Vector quantization is manageable for relatively small codebooks of,
say, $K=32$ codevectors. That corresponds to 5 bits of information. For
many applications, that does not give sufficient accuracy - the mean
squared error is too large. For example, the linear predictive models in
speech coding could be quantized with 30 bits, which corresponds to $
K=2^{30}\approx 10^9 $ codevectors. To find the best codevector for a
vector $x$ of length $N=16$, we would then need to calculate the
distance between every codebook vector and $x$, which amounts to
approximately $ 16\times10^9= 1.6\times10^{10} $ operations. That
is infeasible in on-line applications on mobile devices. Instead, we
need to find a simpler method which retains the best aspects of the
algorithm, but reduces algorithmic complexity.

A heuristic approach is to use successive codebooks, where at each
iteration, we quantize the error of the last iteration. That is, let's
say that on the first iteration we have 8 bits, corresponding to a
codebook $c_{k}$ of $K=256$ vectors. We find the best matching
codevector $c_{k^*}$ and calculate the residual $
x':=x-c_{k^*} $ . In the second stage, we would then find the best
matching vector for $x'$ from a second codebook $c_{k}'$. We can
add as many layers of codebooks as we want until the desired number of
bits has been consumed. This approach is known as a *multi-stage vector
quantizer*.

Where ordinary vector quantization can find the optimal solution, split
vector quantization generally does not give a global optimum. It does
give good solutions, though, but with an algorithmic complexity which
very much lower than ordinary vector quantization. For example, in the
above example of 30 bits, we could assign three consecutive layers of
codebooks with 10 bits / $K=1024$ each, such that the overall complexity
is $ 3\times 16\times 2^{10} \approx 5\times10^4, $ which gives
an improvement with a factor of $ 3.5\times10^5. $ Given that the
reduction in accuracy is manageable, this is a major improvement in
complexity.


## Applications

Probably the most important application where vector quantization is
used in speech processing, is [speech
coding](content:telecom) with [Code-excited
linear prediction (CELP)](content:CELP), where

-   [linear predictive coefficients (LPC)](content:linearprediction) are
    transformed to line spectral frequencies (LSFs), which are often
    encoded with multi-stage vector quantizers. 
-   gains (signal energy) of the residual and long term prediction are
    jointly encoded with a single stage vector quantizer.

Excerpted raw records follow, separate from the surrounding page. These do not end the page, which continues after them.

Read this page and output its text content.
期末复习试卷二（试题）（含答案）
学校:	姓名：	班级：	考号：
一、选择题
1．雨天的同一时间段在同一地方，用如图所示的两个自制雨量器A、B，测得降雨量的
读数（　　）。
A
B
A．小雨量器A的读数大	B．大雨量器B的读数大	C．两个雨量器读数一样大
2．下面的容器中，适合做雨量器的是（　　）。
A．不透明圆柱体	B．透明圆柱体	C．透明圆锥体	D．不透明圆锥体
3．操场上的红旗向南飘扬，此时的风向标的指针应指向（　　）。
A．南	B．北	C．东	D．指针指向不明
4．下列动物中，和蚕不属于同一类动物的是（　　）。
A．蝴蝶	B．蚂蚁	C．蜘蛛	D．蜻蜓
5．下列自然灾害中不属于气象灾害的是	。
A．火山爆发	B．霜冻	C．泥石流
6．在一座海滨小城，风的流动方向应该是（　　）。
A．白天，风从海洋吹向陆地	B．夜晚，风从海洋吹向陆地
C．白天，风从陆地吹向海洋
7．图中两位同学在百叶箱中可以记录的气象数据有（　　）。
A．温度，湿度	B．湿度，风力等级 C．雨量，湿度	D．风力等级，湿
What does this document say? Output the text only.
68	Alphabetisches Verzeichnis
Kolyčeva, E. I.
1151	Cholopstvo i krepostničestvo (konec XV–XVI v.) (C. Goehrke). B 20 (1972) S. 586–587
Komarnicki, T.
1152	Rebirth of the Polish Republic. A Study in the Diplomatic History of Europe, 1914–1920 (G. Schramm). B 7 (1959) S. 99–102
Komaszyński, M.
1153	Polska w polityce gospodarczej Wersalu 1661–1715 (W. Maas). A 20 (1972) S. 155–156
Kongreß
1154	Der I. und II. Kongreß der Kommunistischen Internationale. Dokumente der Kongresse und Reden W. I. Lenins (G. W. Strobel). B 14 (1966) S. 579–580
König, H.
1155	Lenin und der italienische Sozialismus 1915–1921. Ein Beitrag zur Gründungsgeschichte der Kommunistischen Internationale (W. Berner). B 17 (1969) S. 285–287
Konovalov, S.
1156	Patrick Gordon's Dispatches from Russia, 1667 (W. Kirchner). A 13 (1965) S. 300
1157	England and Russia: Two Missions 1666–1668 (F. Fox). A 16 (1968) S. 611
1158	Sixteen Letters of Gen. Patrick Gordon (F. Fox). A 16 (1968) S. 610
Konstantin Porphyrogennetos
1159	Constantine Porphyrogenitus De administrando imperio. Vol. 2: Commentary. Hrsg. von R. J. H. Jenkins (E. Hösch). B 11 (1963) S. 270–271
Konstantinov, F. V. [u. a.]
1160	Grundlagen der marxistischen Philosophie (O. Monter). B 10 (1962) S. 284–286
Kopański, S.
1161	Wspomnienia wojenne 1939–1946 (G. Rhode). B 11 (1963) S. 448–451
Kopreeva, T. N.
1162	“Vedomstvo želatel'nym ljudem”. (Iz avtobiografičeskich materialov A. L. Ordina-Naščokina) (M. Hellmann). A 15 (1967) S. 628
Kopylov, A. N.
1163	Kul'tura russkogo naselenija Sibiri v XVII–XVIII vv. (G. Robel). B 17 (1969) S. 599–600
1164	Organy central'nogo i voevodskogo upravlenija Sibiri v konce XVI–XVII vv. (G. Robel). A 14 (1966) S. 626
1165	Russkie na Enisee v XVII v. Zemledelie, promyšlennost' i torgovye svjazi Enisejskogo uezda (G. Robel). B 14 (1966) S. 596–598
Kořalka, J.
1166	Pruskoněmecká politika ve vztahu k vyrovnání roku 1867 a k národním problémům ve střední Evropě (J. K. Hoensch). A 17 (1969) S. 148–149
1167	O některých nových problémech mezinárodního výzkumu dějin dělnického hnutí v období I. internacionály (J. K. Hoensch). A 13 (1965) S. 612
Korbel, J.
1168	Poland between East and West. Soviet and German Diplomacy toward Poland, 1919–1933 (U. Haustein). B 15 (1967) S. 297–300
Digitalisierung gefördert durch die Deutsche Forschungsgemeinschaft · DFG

Other typical applications include

-   In optimization of [Gaussian mixture models
    (GMMs)](content:gmm), it is useful to use vector
    quantization to find a first-guess of the means of each mixture.


## Discussion

The benefit of vector quantization is that it is a simple algorithm
which gives high accuracy. In fact, for quantizing complicated data,
vector quantization is (in theory) optimal in fixed-rate coding
applications. It is simple in the sense that an experienced engineer can
implement it in a matter of hours. Downsides with vector quantization
include

-   Complexity; for accurate quantization you need prohibitively large
    codebooks. The method therefore does not scale up nicely to big
    problems.
-   Difficult optimization;  
    -   Training data; The amount of data needed to optimize a vector
        codebook is large. Each codebook vector must be assigned to a
        large number of data vectors, such that calculation of the mean
        (in the EM algorithm) is meaningful.
    -   Convergence; we have no assurance that optimization algorithms
        find the global optimum and we have no assurance that local
        minima are "good enough".
-   Lack of flexibility; the codebook has a fixed size. If we would like
    to use codebooks of different sizes, for example, if we want to
    transmit data with a variable bit-rate, then we have to optimize and
    store a large codebook for *every possible bitrate*.
-   Blindness to inherent structures; this model describes data with a
    codebook, without any deeper understanding of what the data looks
    like within each category. For example, say we have two classes,
    speech and non-speech. Even if speech is very flexible, the
    non-speech class is much, much larger. Speech is a very small subset
    of all possible sounds. Therefore, the within-class variance will be
    much larger in the non-speech class. Consequently, the accuracy in
    the non-speech class would be much lower.  
    As a consequence, we would be tempted to increase the number of
    codevectors such that we get uniform accuracy in both classes. But
    then we loose the correspondence between codevectors and natural
    descriptions of the signal.